Top US General: Political Conditions Don’t Merit US Troop Withdrawal at Present

Top US General: Political Conditions Don’t Merit US Troop Withdrawal at Present

Reporterly

Reporterly Reporterly

9 Mar 2019

Political conditions in Afghanistan do not give a green signal for a U.S. military withdrawal presently, according to US General Joseph Votel.

“The political conditions, where we are in the reconciliation right now, don’t merit that,” Central Command chief Gen. Joseph Votel told the House Armed Services Committee.

On Thursday, Votel stressed that he has not received any orders to withdraw from Afghanistan. Votel also indicated that Afghan forces are still not to ready fight the insurgents on their own if the United States stick to the plan of withdrawing troops prior to a peace deal between the Taliban and the Afghan government. “My assessment is the Afghan forces are dependent upon the coalition support that we provide to them,” Votel said.

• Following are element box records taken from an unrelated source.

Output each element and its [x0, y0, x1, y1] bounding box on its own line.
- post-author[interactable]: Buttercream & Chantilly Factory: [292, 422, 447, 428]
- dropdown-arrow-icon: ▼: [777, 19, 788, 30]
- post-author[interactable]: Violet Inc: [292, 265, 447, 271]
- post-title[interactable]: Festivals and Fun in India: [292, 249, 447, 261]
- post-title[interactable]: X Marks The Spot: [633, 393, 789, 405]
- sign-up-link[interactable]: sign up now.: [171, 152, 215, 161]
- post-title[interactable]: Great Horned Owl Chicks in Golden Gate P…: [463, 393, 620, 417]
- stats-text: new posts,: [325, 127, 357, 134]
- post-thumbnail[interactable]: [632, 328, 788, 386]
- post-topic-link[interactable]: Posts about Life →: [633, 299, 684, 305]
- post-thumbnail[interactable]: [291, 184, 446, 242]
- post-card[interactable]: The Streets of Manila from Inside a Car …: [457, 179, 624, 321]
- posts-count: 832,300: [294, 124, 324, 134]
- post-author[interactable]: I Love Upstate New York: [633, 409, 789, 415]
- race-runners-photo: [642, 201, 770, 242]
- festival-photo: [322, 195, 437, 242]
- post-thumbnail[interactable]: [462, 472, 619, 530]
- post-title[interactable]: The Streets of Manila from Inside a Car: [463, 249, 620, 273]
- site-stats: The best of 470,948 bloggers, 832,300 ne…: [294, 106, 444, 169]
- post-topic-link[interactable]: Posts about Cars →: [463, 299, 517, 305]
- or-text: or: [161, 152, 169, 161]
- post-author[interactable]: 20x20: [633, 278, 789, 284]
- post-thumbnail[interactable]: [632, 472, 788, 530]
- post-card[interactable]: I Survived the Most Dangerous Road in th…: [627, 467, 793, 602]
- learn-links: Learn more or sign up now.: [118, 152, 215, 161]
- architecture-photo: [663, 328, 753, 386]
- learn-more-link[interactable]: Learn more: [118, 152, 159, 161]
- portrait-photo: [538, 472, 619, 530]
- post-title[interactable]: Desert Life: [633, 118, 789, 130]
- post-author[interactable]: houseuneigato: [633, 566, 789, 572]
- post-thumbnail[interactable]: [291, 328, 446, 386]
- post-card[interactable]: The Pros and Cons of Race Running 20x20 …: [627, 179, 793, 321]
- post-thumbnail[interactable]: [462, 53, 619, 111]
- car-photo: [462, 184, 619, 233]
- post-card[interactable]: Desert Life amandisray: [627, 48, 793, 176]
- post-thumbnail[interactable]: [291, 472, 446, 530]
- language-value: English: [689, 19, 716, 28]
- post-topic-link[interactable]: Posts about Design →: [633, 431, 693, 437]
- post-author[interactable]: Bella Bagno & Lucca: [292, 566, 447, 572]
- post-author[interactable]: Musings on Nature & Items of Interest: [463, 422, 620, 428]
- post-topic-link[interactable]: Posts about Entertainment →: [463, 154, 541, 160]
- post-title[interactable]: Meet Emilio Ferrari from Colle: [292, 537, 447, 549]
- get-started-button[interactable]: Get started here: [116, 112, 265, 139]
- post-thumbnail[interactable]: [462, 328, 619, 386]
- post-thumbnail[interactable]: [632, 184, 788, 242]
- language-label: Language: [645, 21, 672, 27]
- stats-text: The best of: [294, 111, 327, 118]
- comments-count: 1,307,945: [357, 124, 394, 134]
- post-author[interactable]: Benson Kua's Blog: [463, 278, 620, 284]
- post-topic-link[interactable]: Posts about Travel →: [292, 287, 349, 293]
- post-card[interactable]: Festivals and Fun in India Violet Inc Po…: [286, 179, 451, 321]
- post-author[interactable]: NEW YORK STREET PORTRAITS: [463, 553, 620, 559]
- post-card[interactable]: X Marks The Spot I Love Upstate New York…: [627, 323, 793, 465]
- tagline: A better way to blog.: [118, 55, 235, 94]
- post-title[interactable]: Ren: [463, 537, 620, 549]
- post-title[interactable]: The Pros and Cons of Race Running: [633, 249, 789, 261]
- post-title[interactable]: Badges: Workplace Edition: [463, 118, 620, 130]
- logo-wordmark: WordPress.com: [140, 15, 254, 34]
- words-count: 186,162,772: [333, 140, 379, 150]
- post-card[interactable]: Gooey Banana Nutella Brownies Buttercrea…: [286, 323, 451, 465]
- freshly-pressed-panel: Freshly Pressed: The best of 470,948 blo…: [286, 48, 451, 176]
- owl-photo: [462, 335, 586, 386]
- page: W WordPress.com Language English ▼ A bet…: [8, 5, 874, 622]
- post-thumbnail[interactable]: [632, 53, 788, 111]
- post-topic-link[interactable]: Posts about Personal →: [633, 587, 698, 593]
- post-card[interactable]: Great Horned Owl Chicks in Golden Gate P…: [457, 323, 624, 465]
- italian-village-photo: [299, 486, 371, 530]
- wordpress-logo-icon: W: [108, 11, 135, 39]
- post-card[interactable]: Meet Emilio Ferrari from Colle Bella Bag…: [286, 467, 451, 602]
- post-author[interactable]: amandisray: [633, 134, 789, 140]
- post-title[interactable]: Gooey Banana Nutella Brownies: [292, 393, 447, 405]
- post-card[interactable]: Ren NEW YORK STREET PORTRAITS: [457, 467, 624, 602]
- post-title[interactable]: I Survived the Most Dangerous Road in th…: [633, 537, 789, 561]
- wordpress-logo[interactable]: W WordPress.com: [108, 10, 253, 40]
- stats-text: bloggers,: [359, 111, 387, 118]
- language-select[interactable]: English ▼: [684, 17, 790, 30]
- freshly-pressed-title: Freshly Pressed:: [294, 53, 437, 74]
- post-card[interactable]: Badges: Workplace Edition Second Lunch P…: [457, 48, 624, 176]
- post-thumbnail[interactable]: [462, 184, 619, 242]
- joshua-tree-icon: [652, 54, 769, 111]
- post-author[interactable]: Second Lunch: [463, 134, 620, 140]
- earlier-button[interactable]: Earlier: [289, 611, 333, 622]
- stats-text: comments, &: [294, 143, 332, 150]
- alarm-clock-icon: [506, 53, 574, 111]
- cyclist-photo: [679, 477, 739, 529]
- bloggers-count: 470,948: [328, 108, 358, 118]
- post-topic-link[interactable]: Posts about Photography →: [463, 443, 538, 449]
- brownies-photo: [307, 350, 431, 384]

Although Gen Votel expressed optimism about the progress being made in the peace talks between US and Taliban he still testified that “It is a difficult problem. We are still at the front end of this. I acknowledge that, and we have a ways to go.”

Lawmakers from both parties in the US have expressed skepticism at the prospect for successful peace negotiations with the Taliban as several of them believe that the Afghan government has yet to be brought into the talks.

Votel’s testimony to the committee comes as the Trump administration’s special envoy for Afghanistan Reconciliation, Zalmay Khalilzad, has been involved in exhaustive talks with the Taliban.

As part of a plan, the Pentagon has reportedly proposed a plan that would see all U.S. troops leave Afghanistan in the next three to five years. The Taliban, though, has reportedly rejected the proposal, demanding all foreign forces leave Afghanistan within a year.

Under the reported American proposal, the United States would withdraw roughly half of its 14,000 troops in the next few months, and the remaining troops would focus on the counterterrorism mission. The train-advise-assist mission would fall to the European and Australian troops in Afghanistan.